Here’s the story of one student, highly successful academically but otherwise stuck:
No one actually prefers to risk their life crossing the border, leaving behind memories and childhoods, leaving behind their mothers and fathers and leaving behind their children. No one comes to this country because they want to be exploited, and treated less than human. No one migrates to this country and wants to identify as “illegal”. Their decision is not done out of thin air, there have been structures and policies that have pushed many to migrate (NAFTA, Bracero Program, Imperialism, privatization). My parents migrated to the United States because they wanted a better life for their children.
My mom worked in factories, and my dad worked as a cook. They paid taxes (still do), hired lawyers, paid fines, got robbed by lawyers. But most of all, they lost many nights of tucking me to bed, many nights of reading me books, and combing my hair and seeing me walk for the first time. They sacrificed those nights for a better future for me. They are not illegals, they are my parents. They are strong courageous and admirable.

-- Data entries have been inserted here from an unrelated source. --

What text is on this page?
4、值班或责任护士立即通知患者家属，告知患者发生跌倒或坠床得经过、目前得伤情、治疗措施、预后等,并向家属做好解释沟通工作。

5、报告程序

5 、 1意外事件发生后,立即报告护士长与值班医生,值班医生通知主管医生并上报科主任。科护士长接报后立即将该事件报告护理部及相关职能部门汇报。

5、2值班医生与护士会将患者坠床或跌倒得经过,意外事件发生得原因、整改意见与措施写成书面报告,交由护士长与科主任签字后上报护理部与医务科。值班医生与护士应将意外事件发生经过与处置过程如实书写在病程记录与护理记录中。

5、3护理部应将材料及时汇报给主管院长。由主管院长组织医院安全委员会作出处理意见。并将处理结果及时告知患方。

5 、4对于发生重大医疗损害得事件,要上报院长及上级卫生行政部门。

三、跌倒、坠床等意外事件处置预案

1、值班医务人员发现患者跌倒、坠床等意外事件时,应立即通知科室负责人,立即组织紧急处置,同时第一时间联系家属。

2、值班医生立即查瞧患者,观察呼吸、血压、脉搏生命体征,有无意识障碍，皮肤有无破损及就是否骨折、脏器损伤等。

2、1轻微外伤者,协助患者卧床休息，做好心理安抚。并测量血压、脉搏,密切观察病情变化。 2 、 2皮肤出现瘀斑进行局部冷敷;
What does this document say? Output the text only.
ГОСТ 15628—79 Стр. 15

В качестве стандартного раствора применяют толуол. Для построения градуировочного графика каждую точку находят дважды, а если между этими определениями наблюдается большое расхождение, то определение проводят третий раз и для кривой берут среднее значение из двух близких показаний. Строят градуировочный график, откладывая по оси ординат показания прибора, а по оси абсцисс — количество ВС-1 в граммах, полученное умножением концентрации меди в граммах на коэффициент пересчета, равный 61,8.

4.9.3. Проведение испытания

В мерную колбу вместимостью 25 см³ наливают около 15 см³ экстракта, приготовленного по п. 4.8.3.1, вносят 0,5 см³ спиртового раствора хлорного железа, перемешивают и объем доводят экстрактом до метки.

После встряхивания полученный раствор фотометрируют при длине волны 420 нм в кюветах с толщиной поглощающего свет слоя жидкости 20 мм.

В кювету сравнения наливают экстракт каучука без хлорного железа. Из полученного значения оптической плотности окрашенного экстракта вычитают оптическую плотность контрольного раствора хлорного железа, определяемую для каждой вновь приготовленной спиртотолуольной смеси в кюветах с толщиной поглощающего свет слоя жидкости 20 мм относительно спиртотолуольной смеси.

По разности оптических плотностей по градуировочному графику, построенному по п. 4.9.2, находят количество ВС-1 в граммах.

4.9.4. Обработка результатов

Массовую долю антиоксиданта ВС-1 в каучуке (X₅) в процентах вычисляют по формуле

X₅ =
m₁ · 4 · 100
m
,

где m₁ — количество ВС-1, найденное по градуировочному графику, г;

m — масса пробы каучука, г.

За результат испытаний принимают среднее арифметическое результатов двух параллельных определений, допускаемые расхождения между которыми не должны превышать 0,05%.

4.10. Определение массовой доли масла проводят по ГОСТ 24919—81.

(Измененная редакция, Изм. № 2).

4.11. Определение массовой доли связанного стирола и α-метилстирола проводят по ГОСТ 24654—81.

I remember the time I was reunited with my parents; I was about 5 years old. I arrived in Harlem. They pushed me to be the best I can be; making sure education was a priority, motivating me to always be honor roll. And that is what I did, I excelled in school. I hoped time would soften the difference between others and me. I always knew that I was undocumented, but I trusted there was a fair system that would fix that up. My dad promised me my status would soon change, lawyers promised him that too. But no results. I knew my undocumented status put me on a different path than those friends I hung out with. There would be no Cornell University, no going away, no trips abroad, no teaching, no career, no fraternities, and no peaceful nights that did not consist of thinking of “deportation” or “illegal”.
If Sonia were a graduating senior from your high school ministry, what advice would you give her?
Do you agree or disagree that the Dream Act is more a justice issue than an immigration reform issue?